On the "poor writer" side, I wonder if the solution isn't pairing up "brilliant thinkers" with "brilliant writers", and colaborative papers where there writer has wide general knowledge, and can think like a general reader and challenge how things are presented so that it is both clear and precise.

I have no idea if that would work, but at least when you see text books with more than one author, you can be sure the reason is something like that.

I also remember talking to some (engineering and science grad students) who'd joke that their dissertations might never be read, which shows a pessimism that doesn't encourage good writing. At least now-a-days, papers are online, and so if someone else is doing anything slightly like what you know, or want to learn about, you can find out, and when you see how bad those papers are, you might have some more pride in your own?

JK Brown said...

Casagrande's hypothesis also explains why schools at all levels, especially universities, expend little effort in teaching students how to study. Study in the real sense, not the quiet place to cram that seems to dominate most study tips universities post online.

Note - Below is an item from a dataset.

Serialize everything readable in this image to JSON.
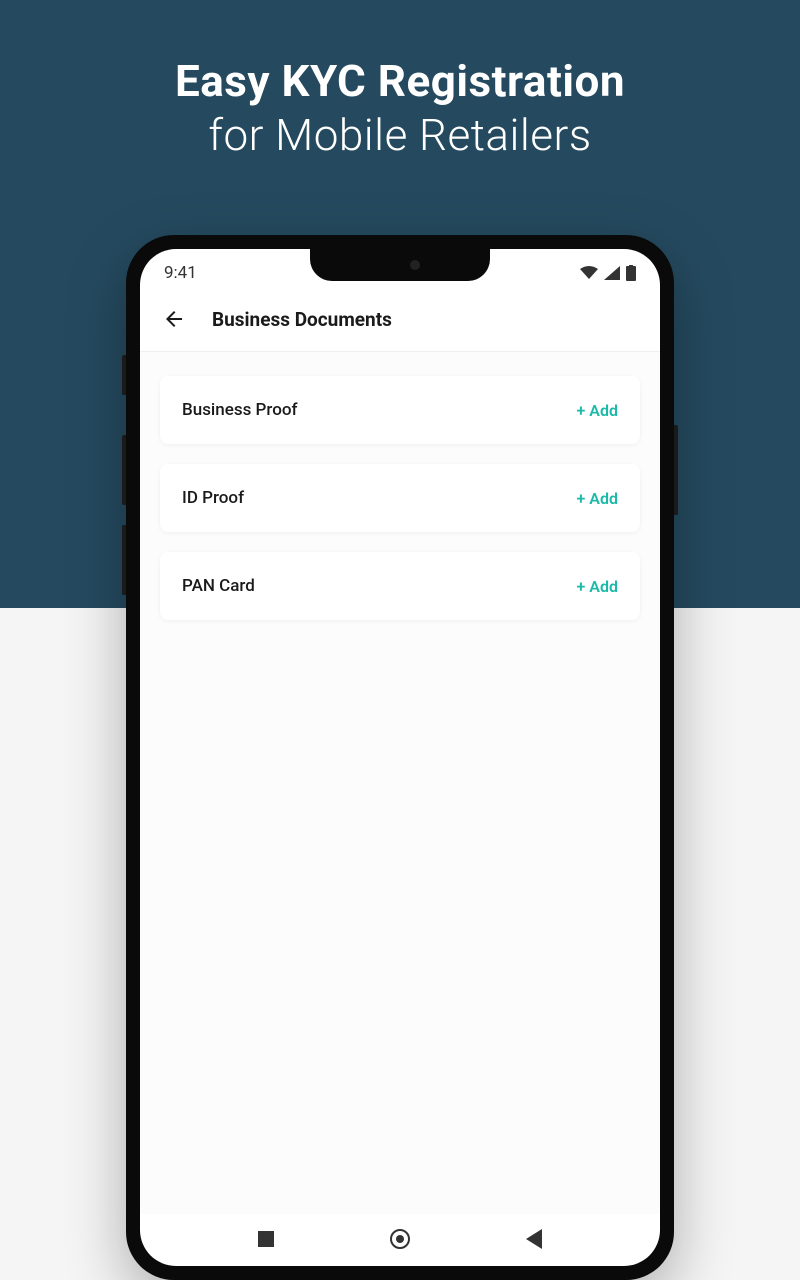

Real study is extracting and parsing information from lectures and written material. Textbooks being a simplified written source with main points and subpoints already defined for the reader.

These academics seem to want to prevent that from happening with their writings. Can anyone parse the examples given to determine the main point(s) and subpoints? Theoretically, the writing came from an outline but it defies reversion to any outline.

David Foster said...

"When ideas fail, words come in very handy"

--Goethe (spoken by Mephistopheles in Faust)

RonF said...

During my undergraduate days at MIT I took a course to fulfill the Humanities requirement there called "Fantasy and Science Fiction". We were to read a fantasy or sf novel, write up a 3 page essay on the themes, etc., hand them in to the professor, and then discuss them in class. We all read the first novel, wrote our papers and handed them in.

The next meeting Prof. Janet Anderson showed up after we'd all arrived. Standing in the door she held up our papers. "I have your papers here," she announced - and then heaved them into the room, scattering them all over. She then informed us they were uniformly crap. "You all go to the best school in the world. You all think that the longer a sentence you use and the bigger the words you use the better your writing is. I'm turning the next 6 weeks of this class into a writing course. You're all going to learn to write a simple declarative sentence."

She did. We did. One of the most useful courses I took at MIT. These people would flunk her class.

Sam L. said...

Their convoluted language and sentence structures are to exhibit high intellectual achievement, readability and understanding be damned!